Ainsi, le lendemain, j'optai pour la vraie plage, et celle qui me parut la plus proche à pied était "Migjorn". Je débarquai à Ca Mari et n'eut pas le coeur de poursuivre ma lecture. J'étais bien, en face de l'Afrique, au soleil, loin de Paris et de ses vicissitudes. Je trouvai un bout de roseau et me taillai une clarinette à l'aide de mon petit canif Pirelli, à qui je devais déjà beaucoup dans ma vie, son couronnement ayant été de m'aider à me faire réformer de l'armée dix ans plus tôt.

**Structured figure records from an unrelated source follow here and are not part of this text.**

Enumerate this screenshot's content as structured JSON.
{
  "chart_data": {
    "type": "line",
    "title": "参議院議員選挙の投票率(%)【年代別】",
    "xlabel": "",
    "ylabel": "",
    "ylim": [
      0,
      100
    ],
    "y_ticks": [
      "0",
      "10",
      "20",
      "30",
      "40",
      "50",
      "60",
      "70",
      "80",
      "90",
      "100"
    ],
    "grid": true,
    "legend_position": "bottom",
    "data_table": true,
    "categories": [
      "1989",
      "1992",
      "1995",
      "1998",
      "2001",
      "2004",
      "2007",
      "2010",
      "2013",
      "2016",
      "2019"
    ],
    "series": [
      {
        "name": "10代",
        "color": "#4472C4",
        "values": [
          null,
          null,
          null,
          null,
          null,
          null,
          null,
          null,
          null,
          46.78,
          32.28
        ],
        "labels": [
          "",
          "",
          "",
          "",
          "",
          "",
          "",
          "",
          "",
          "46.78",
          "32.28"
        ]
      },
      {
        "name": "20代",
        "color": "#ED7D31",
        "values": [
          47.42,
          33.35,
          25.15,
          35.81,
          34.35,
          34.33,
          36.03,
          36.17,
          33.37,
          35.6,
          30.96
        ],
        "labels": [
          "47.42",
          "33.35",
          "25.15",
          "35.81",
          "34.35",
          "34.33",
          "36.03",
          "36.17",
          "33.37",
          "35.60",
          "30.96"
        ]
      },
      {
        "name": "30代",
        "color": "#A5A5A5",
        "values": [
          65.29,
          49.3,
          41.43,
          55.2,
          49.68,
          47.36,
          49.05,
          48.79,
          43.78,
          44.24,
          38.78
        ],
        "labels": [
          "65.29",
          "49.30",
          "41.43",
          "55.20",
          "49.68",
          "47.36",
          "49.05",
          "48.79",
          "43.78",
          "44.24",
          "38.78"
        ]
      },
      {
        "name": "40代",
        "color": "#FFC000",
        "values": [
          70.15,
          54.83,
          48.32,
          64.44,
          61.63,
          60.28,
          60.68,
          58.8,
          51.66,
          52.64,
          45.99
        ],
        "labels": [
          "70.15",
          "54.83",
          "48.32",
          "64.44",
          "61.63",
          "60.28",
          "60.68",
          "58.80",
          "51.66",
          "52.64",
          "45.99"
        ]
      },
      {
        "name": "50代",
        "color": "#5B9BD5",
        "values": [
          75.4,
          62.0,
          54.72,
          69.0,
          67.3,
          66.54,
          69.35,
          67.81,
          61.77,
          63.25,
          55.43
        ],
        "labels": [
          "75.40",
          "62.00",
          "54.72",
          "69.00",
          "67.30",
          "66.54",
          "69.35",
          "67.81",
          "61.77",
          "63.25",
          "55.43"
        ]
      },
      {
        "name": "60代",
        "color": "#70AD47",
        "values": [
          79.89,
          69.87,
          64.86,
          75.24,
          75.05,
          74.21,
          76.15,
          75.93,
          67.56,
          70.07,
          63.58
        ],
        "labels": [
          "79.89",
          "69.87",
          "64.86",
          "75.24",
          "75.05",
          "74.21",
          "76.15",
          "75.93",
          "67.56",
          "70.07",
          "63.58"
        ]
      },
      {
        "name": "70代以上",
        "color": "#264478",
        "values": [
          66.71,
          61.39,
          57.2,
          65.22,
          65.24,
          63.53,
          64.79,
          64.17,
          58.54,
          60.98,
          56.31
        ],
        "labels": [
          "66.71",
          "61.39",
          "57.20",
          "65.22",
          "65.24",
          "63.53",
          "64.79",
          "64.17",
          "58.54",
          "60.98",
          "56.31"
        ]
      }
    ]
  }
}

Je taillai une anche dans mon roseau, la fixai tout en ajustant le bec, au moyen d'un fil de fer rouillé providentiel et je l'accordai en agrandissant les trous.

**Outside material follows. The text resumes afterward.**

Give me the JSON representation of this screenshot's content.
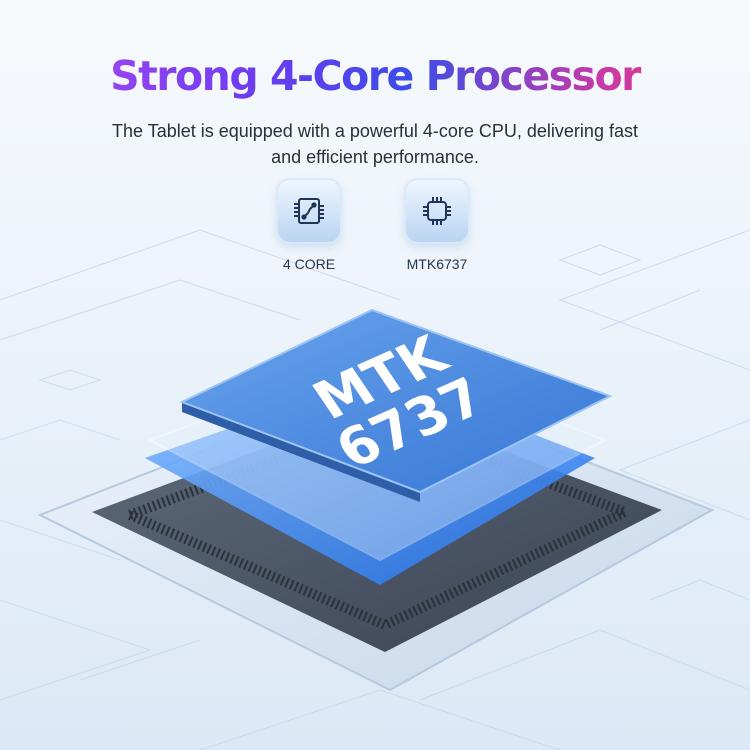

Le troisième jour, le 27 donc, je voulus découvrir une autre perspective maritime et mon choix se porta, pour des raisons de proximité, sur Cala Embaste, le village suisse exhibant sa croix blanche en haut d'un mât tourmenté par le vent assez fort ce jour-là. Il faisait gris, il menaçait presque de pleuvoir et je m'installai sur le porche d'une grande villa pour commencer une longue lettre à ma dernière amie en date, une irlandaise retournée dans son île. Au bout d'une heure, le vent devint tellement fort qu'il me fut impossible d'écrire davantage. Le ciel était réellement très menaçant et je décidai de rentrer. Il était fort difficile de marcher droit et la pluie commença à dégringoler. Une vieille quatre-ailes pourrie mais providentielle s'arrêta à ma hauteur et des français me ramenèrent jusqu'à la Fonda Pepe. Ainsi commença la grande tempête qui devait causer de nombreux ravages, écrouler des cheminées et déraciner des grands pins séculaires. Elle dura trois jours, et dormir dans la chambre 8 était une prouesse. Les volets claquaient, la lumière s'éteignait périodiquement et Rosalia criait "Diga" d'une voix aigüe et hystérique dans son téléphone. On ne pouvait traverser la rue de l'hostal au bar qu'à quatre pattes, reculant autant qu'on avançait, c'était l'apocalypse. Julian, le fils de Pepe, essayait avec des cordes de retenir un eucalytpus qui penchait déjà beaucoup.

Puis le soleil revint le quatrième jour et c'est là que je décidai, assis dans une chaise bariolée, les pieds sur le muret, un verre de "hierbas" tièdissant sur le ventre, de rester sur cette côtelette pour y vivre ma vraie vie.